Reflecting on the concept of Open Science, it’s challenging to understand why any researcher would oppose it. The idea of promoting open, transparent, and inclusive research that enhances the reproducibility and reliability of researchers’ work, fosters greater collaboration across disciplines, and contributes to a more inclusive and equitable scientific community seems aligned with why most people become researchers in the first place. Yet, Open Science is still met with suspicion by many academics. Some are concerned about intellectual property and potential misuse when sharing data or methodologies, while others are more focused on individual achievements and publishing in high-impact journals. On top of that, it is undeniable that Open Science practices are resource-intensive, requiring time, funding, and technical skills that many researchers still lack.
The main issue, however, seems to be the lack of incentives. The current academic system rarely acknowledges or rewards efforts to share data or engage in Open Science practices.

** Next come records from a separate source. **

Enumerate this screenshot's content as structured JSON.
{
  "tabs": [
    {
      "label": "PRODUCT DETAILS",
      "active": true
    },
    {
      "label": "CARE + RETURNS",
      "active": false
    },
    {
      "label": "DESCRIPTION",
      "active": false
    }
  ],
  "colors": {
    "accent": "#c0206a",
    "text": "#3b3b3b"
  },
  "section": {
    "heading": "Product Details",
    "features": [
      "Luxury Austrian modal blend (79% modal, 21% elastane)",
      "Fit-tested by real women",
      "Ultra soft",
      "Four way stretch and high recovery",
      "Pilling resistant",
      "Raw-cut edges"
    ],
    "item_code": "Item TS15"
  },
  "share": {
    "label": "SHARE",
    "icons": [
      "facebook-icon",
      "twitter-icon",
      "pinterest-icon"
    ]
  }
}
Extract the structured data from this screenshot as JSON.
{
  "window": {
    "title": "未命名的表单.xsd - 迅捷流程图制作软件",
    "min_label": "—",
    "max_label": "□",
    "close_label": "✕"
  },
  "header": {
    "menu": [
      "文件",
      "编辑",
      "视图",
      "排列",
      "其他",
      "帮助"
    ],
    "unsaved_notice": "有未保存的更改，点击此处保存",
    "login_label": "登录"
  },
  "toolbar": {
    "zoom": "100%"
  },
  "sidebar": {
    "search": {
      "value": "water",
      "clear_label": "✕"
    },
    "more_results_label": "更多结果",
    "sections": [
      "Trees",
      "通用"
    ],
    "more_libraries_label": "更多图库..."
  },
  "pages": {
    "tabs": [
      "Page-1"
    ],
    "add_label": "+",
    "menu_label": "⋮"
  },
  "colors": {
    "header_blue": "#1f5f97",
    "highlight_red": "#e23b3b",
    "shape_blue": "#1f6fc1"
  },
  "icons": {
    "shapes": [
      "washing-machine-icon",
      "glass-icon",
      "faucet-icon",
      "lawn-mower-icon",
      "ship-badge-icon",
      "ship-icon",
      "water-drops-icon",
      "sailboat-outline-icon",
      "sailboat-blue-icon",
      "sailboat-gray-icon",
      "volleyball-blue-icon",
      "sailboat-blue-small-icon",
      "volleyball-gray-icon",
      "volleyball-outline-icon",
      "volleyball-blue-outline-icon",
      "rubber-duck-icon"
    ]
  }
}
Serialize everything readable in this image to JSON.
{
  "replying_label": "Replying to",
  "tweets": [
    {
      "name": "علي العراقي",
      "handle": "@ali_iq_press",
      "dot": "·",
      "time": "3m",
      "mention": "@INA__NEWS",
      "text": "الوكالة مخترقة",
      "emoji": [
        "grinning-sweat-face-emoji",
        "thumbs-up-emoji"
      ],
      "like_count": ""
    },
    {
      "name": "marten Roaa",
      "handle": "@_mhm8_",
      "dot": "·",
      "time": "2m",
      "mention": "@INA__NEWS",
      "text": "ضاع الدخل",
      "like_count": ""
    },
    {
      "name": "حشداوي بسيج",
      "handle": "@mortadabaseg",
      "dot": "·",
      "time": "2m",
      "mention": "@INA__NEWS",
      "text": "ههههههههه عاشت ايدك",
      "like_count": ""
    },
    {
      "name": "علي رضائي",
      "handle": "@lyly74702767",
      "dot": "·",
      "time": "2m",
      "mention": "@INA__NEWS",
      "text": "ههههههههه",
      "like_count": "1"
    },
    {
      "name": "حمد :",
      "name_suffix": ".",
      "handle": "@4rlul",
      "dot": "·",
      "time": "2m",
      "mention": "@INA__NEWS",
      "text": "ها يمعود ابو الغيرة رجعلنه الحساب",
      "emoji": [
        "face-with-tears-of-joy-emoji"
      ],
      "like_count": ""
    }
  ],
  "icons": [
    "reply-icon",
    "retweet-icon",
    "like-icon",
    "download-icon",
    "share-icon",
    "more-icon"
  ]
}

Researchers who invest time and effort in making their work open often do so without formal recognition or career advancement benefits. While some steps have been taken to address this, we still have a long way to go. As a PhD student, I believe young researchers are under more pressure to adopt Open Science practices while their work is still mostly evaluated based on their paper outputs.
I know there are no easy answers here, but I can see that building an Open Science network, like the one Eva Mendes is attempting with this course, can provide support, resources, and collaborative opportunities that make adopting open practices more feasible for researchers. It also helps promote awareness, educating other researchers on the value of Open Science and the available tools, hopefully shifting the academic culture towards Open Science. From my part, what I can do is lead by example, incorporate Open Science practices in my research, and hopefully inspire others to follow suit. After all, I believe in Open Science principles, but I can’t deny that it would be nice to be rewarded for it too.